Having lost the primary in his home state of Florida to Donald Trump, Sen. Marco Rubio has dropped out of the race for the Republican presidential nomination, and his departure may be a telling sign that the GOP is no longer the party of Ronald Reagan.
Of all of the 17 Republican candidates who mounted campaigns in the last year, Rubio, arguably, was the most Reaganesque. Like Reagan, Rubio is a doctrine-driven movement conservative. So is Texas Sen. Ted Cruz, but, unlike Cruz — a shrill cultural warrior — Rubio is able to articulate his deep conservative beliefs in a way that is more inclusive and inspirational, much in the Reagan style. And Rubio, like Reagan, has a smile that’s hard to resist. It’s easy to like the guy, even if you disagree with 90% of his policies.
In his poignant withdrawal speech Tuesday night, Rubio said he was proud that he resisted playing the politics of resentment, division and hate — an obvious allusion to Trump. His conservatism, he said, was built on ideas and principles, not on fear and anger. That sounds pretty Reaganesque (at least the idealized, presidential library version of Reagan that has made people forget the hard-right-wing rhetoric the man employed at various points in his political career).

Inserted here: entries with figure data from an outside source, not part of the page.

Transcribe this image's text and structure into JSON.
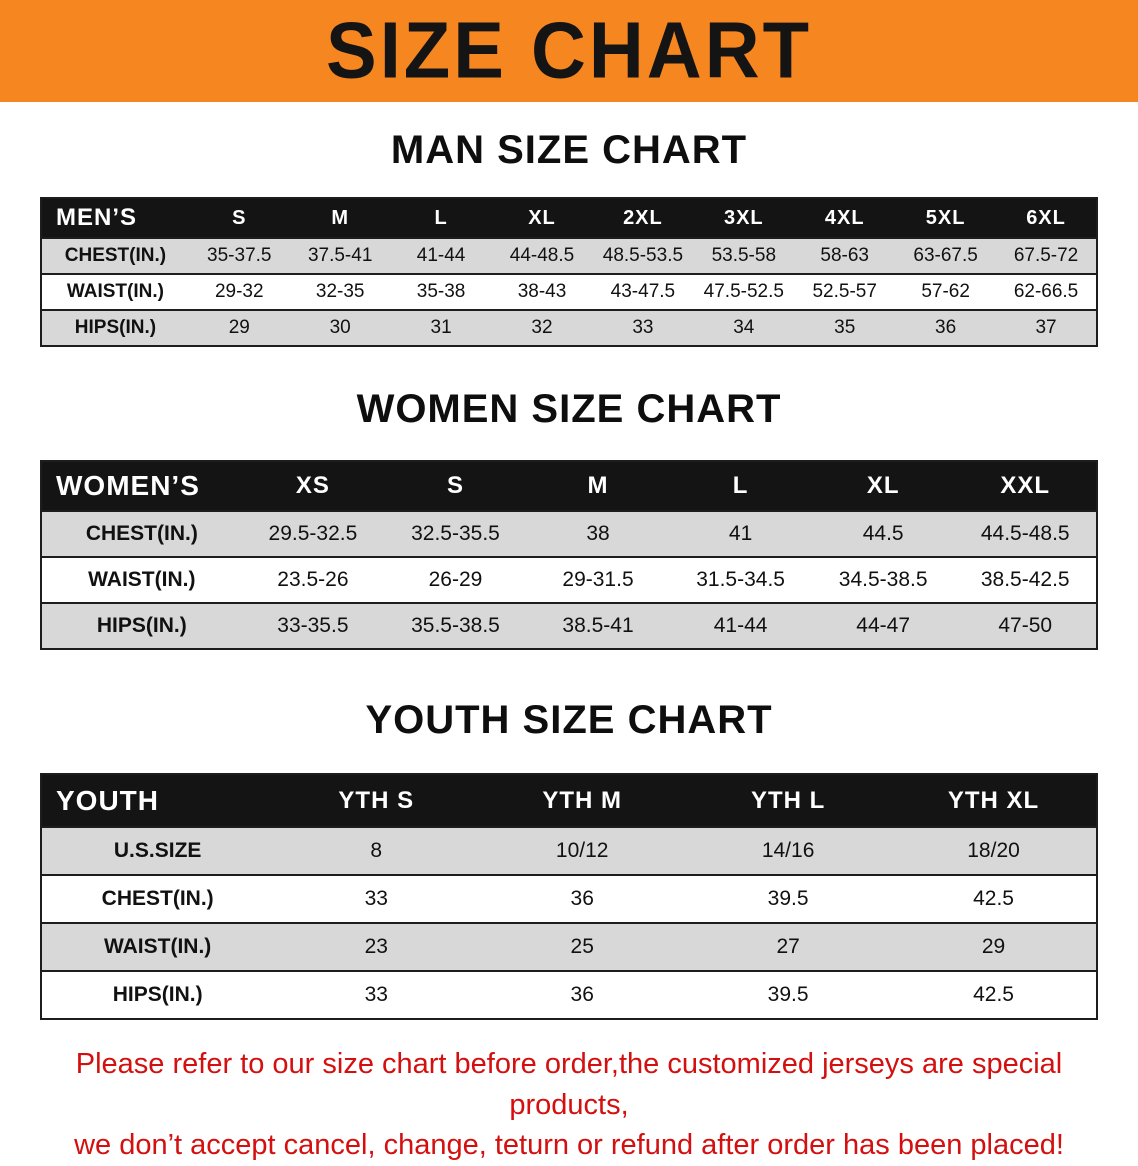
{
  "banner": {
    "title": "SIZE CHART"
  },
  "colors": {
    "banner_bg": "#f68620",
    "table_header_bg": "#141414",
    "table_header_text": "#ffffff",
    "row_shade": "#d8d8d8",
    "notice_text": "#d40f0f"
  },
  "sections": [
    {
      "id": "mens",
      "heading": "MAN SIZE CHART",
      "header": [
        "MEN’S",
        "S",
        "M",
        "L",
        "XL",
        "2XL",
        "3XL",
        "4XL",
        "5XL",
        "6XL"
      ],
      "label_col_width": "14%",
      "rows": [
        {
          "label": "CHEST(IN.)",
          "values": [
            "35-37.5",
            "37.5-41",
            "41-44",
            "44-48.5",
            "48.5-53.5",
            "53.5-58",
            "58-63",
            "63-67.5",
            "67.5-72"
          ]
        },
        {
          "label": "WAIST(IN.)",
          "values": [
            "29-32",
            "32-35",
            "35-38",
            "38-43",
            "43-47.5",
            "47.5-52.5",
            "52.5-57",
            "57-62",
            "62-66.5"
          ]
        },
        {
          "label": "HIPS(IN.)",
          "values": [
            "29",
            "30",
            "31",
            "32",
            "33",
            "34",
            "35",
            "36",
            "37"
          ]
        }
      ]
    },
    {
      "id": "womens",
      "heading": "WOMEN SIZE CHART",
      "header": [
        "WOMEN’S",
        "XS",
        "S",
        "M",
        "L",
        "XL",
        "XXL"
      ],
      "label_col_width": "19%",
      "rows": [
        {
          "label": "CHEST(IN.)",
          "values": [
            "29.5-32.5",
            "32.5-35.5",
            "38",
            "41",
            "44.5",
            "44.5-48.5"
          ]
        },
        {
          "label": "WAIST(IN.)",
          "values": [
            "23.5-26",
            "26-29",
            "29-31.5",
            "31.5-34.5",
            "34.5-38.5",
            "38.5-42.5"
          ]
        },
        {
          "label": "HIPS(IN.)",
          "values": [
            "33-35.5",
            "35.5-38.5",
            "38.5-41",
            "41-44",
            "44-47",
            "47-50"
          ]
        }
      ]
    },
    {
      "id": "youth",
      "heading": "YOUTH SIZE CHART",
      "header": [
        "YOUTH",
        "YTH S",
        "YTH M",
        "YTH L",
        "YTH XL"
      ],
      "label_col_width": "22%",
      "rows": [
        {
          "label": "U.S.SIZE",
          "values": [
            "8",
            "10/12",
            "14/16",
            "18/20"
          ]
        },
        {
          "label": "CHEST(IN.)",
          "values": [
            "33",
            "36",
            "39.5",
            "42.5"
          ]
        },
        {
          "label": "WAIST(IN.)",
          "values": [
            "23",
            "25",
            "27",
            "29"
          ]
        },
        {
          "label": "HIPS(IN.)",
          "values": [
            "33",
            "36",
            "39.5",
            "42.5"
          ]
        }
      ]
    }
  ],
  "notice": {
    "line1": "Please refer to our size chart before order,the customized jerseys are special products,",
    "line2": "we don’t accept cancel, change, teturn or refund after order has been placed!"
  }
}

Despite being modeled on the positive side of the Reagan legacy, Rubio’s candidacy failed for two crucial reasons. First, he does not have the star power that Reagan had among conservatives. (This year’s celebrity candidate is Trump.) Second, a big share of voters in the 2016 Republican primaries do not want a smiling guy with an uplifting, inclusive message — they want someone as angry as they are; someone who will build walls, ban refugees, deport Mexicans, beat up on the media and take America back to a time when gays and minorities knew their proper place in the social pecking order. And if they feel like punching out a protester, they want a guy who says to go ahead and take a swing.
They want Trump, and if he becomes the GOP nominee, the party will be his, not Reagan’s.
In the current issue of Time magazine, Peter Wehner, a policy wonk who served the past three Republican presidents, bemoans the change in his party. He believes Trump is the antithesis of Ronald Reagan.
“The fact that Trump is the favorite to win the Republican presidential nomination shows how far the GOP has drifted from the animating spirit of the most consequential and revered Republican since Abraham Lincoln,” Wehner writes.
He notes that the party was not suddenly transformed when Trump showed up; the change has been long in the making. Reagan was willing to adapt to changed circumstances and find opportunities to make deals with adversaries, from Democratic House Speaker Tip O’Neill to Soviet leader Mikhail Gorbachev. Those who followed him, though, made a rigid, narrow ideology out of Reaganism, turning it into a simplistic anti-tax, anti-government philosophy that has made governing nearly impossible. And they adopted what Wehner terms “apocalyptic rhetoric” that characterizes political adversaries as despicable enemies and sensible compromise as betrayal.
“Such reckless language is evidence of fevered and disordered minds,” Wehner writes, “and paves the way for Trump’s incendiary rhetoric.”
One of Rubio’s biggest demerits in the eyes of much of his party is that he was part of the Senate’s “Gang of Eight” who crafted a compromise immigration reform bill that would have provided a path to legalization for millions of undocumented immigrants now living in the country. Even though Rubio eventually disavowed the bill, the anti-immigrant forces who love Trump never relented in their attacks.
Reagan, of course, was the president who gave amnesty to illegal immigrants back in the 1980s, but that was a different time and a different Republican Party. Today’s GOP not only rejected Rubio, it is rejecting the optimistic openness of Ronald Reagan.